The prosecution did not produce any further evidence on the conspiracy charge. We agree with appellant that the district court failed to establish an adequate factual basis to support appellant's plea of guilty to the conspiracy charge.
One person cannot by himself conspire. It takes at least 2 persons to conspire. To conspire is to agree to share an unlawful purpose. Two people may share an unlawful purpose without entering a formal or written agreement. It is sufficient if their agreement is shown by conduct, by a wink or a nod, by a silent understanding to share a purpose to violate the law.

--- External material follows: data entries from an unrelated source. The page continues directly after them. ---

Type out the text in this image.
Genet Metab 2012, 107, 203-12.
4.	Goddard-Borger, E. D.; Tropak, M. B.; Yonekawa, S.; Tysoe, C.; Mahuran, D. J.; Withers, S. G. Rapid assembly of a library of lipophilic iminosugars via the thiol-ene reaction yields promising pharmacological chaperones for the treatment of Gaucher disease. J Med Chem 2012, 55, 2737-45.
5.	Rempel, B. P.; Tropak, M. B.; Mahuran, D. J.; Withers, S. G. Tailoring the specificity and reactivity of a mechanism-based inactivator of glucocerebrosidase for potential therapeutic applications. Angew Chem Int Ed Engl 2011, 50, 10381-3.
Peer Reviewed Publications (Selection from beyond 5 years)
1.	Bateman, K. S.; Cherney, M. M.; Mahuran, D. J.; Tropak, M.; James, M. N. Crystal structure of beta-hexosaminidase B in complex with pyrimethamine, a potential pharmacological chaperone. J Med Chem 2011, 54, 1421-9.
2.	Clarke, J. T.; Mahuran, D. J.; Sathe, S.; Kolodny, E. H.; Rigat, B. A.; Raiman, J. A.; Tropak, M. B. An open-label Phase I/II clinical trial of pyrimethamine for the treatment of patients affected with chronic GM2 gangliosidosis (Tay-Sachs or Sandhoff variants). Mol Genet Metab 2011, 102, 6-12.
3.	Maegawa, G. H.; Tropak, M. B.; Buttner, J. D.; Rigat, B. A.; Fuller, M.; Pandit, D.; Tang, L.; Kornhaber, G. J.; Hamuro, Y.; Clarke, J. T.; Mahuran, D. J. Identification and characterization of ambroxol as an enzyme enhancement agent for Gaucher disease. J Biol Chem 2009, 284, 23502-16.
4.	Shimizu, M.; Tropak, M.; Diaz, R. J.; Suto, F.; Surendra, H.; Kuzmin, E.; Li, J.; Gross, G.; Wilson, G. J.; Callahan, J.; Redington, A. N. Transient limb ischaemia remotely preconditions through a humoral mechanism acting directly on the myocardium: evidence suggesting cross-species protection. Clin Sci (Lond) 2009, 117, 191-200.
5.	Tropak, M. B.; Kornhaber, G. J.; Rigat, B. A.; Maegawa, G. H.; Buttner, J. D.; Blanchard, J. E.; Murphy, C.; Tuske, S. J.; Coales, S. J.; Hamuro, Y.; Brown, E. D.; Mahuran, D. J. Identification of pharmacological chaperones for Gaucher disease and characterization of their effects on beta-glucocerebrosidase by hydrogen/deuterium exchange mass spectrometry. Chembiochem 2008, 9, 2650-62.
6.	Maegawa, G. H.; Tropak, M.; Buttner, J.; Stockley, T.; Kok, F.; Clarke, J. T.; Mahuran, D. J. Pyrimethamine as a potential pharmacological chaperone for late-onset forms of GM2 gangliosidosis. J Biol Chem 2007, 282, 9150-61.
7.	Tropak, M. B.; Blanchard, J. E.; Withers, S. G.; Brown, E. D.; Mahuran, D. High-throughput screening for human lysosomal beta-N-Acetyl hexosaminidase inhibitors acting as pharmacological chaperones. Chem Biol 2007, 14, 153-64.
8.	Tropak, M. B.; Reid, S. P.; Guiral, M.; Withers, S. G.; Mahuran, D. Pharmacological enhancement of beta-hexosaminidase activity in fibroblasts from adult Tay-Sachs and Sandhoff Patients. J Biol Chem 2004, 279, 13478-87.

United States v. Palladino, 203 F. Supp. 35, 37 (D.Mass. 1962).
[¶19] From the record before us, we can find no evidence that an agreement, tacit, oral or otherwise, was ever established. The record discloses only that appellant overheard statements by his son that he wished the victim was dead. From this we are unable to discern any actual agreement between appellant and his son. Evidence showing a person overheard another person's desires and acted on those desires, without more, will not suffice to prove an understanding between those persons. Without evidence of an agreement, the district court could not properly accept a plea of guilty to the charge of conspiracy.
[¶20] We reverse the district court's decision to accept appellant's plea of guilty to the conspiracy charge and remand the case to allow appellant to replead to the conspiracy charge and for further proceedings in conformity with this opinion.